Life Of Pi
Wild animals that are captured when they are fully mature are another example of escape-prone animals; often they are too set in their ways to reconstruct their subjective worlds and adapt to a new environment.
But even animals that were bred in zoos and have never known the wild, that are perfectly adapted to their enclosures and feel no tension in the presence of humans, will have moments of excitement that push them to seek to escape. All living things contain a measure of madness that moves them in strange, sometimes inexplicable ways. This madness can be saving; it is part and parcel of the ability to adapt. Without it, no species would survive.

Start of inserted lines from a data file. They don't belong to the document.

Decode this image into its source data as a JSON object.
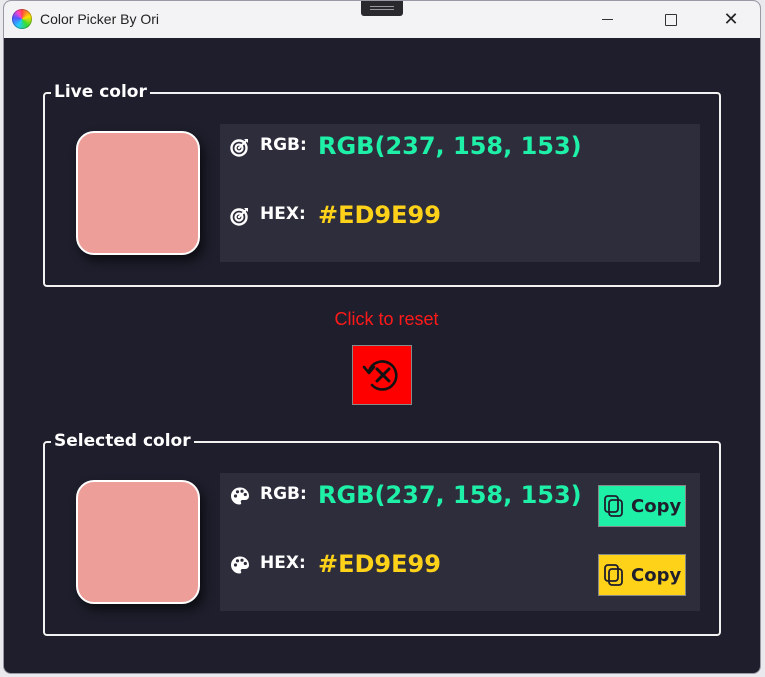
{
  "window": {
    "title": "Color Picker By Ori"
  },
  "colors": {
    "background": "#1e1e2c",
    "panel": "#2e2d3c",
    "rgb_accent": "#1ef0a8",
    "hex_accent": "#ffd21a",
    "reset_red": "#ff0000",
    "swatch": "#ED9E99"
  },
  "live": {
    "legend": "Live color",
    "rgb_label": "RGB:",
    "rgb_value": "RGB(237, 158, 153)",
    "hex_label": "HEX:",
    "hex_value": "#ED9E99",
    "icon": "target-icon"
  },
  "reset": {
    "label": "Click to reset",
    "icon": "reset-icon"
  },
  "selected": {
    "legend": "Selected color",
    "rgb_label": "RGB:",
    "rgb_value": "RGB(237, 158, 153)",
    "hex_label": "HEX:",
    "hex_value": "#ED9E99",
    "icon": "palette-icon",
    "copy_rgb_label": "Copy",
    "copy_hex_label": "Copy"
  }
}
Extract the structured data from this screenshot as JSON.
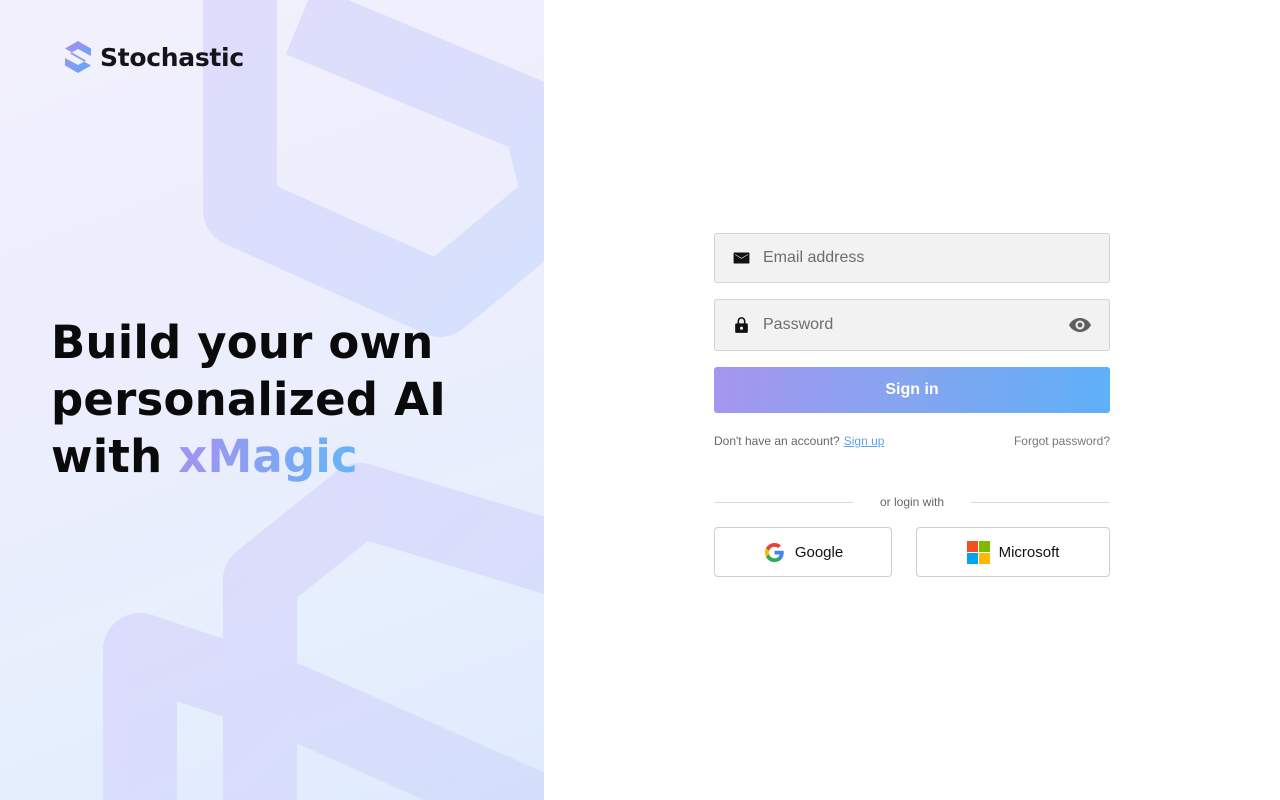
{
  "brand": {
    "name": "Stochastic",
    "logo_icon": "stochastic-logo-icon"
  },
  "headline": {
    "line1": "Build your own",
    "line2": "personalized AI",
    "line3_prefix": "with ",
    "line3_accent": "xMagic"
  },
  "form": {
    "email": {
      "placeholder": "Email address",
      "value": "",
      "icon": "envelope-icon"
    },
    "password": {
      "placeholder": "Password",
      "value": "",
      "icon": "lock-icon",
      "toggle_icon": "eye-icon"
    },
    "signin_label": "Sign in",
    "no_account_text": "Don't have an account?",
    "signup_label": "Sign up",
    "forgot_label": "Forgot password?",
    "divider_text": "or login with",
    "social": [
      {
        "label": "Google",
        "icon": "google-icon"
      },
      {
        "label": "Microsoft",
        "icon": "microsoft-icon"
      }
    ]
  },
  "colors": {
    "accent_start": "#a596ef",
    "accent_end": "#5eb0f8",
    "link": "#5aa2e6",
    "field_bg": "#f2f2f2"
  }
}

Whatever the reason for wanting to escape, sane or insane, zoo detractors should realize that animals don’t escape to somewhere but from something. Something within their territory has frightened them—the intrusion of an enemy, the assault of a dominant animal, a startling noise—and set off a flight reaction. The animal flees, or tries to. I was surprised to read at the Toronto Zoo—a very fine zoo, I might add—that leopards can jump eighteen feet straight up. Our leopard enclosure in Pondicherry had a wall sixteen feet high at the back; I surmise that Rosie and Copycat never jumped out not because of constitutional weakness but simply because they had no reason to. Animals that escape go from the known into the unknown—and if there is one thing an animal hates above all else, it is the unknown. Escaping animals usually hide in the very first place they find that gives them a sense of security, and they are dangerous only to those who happen to get between them and their reckoned safe spot.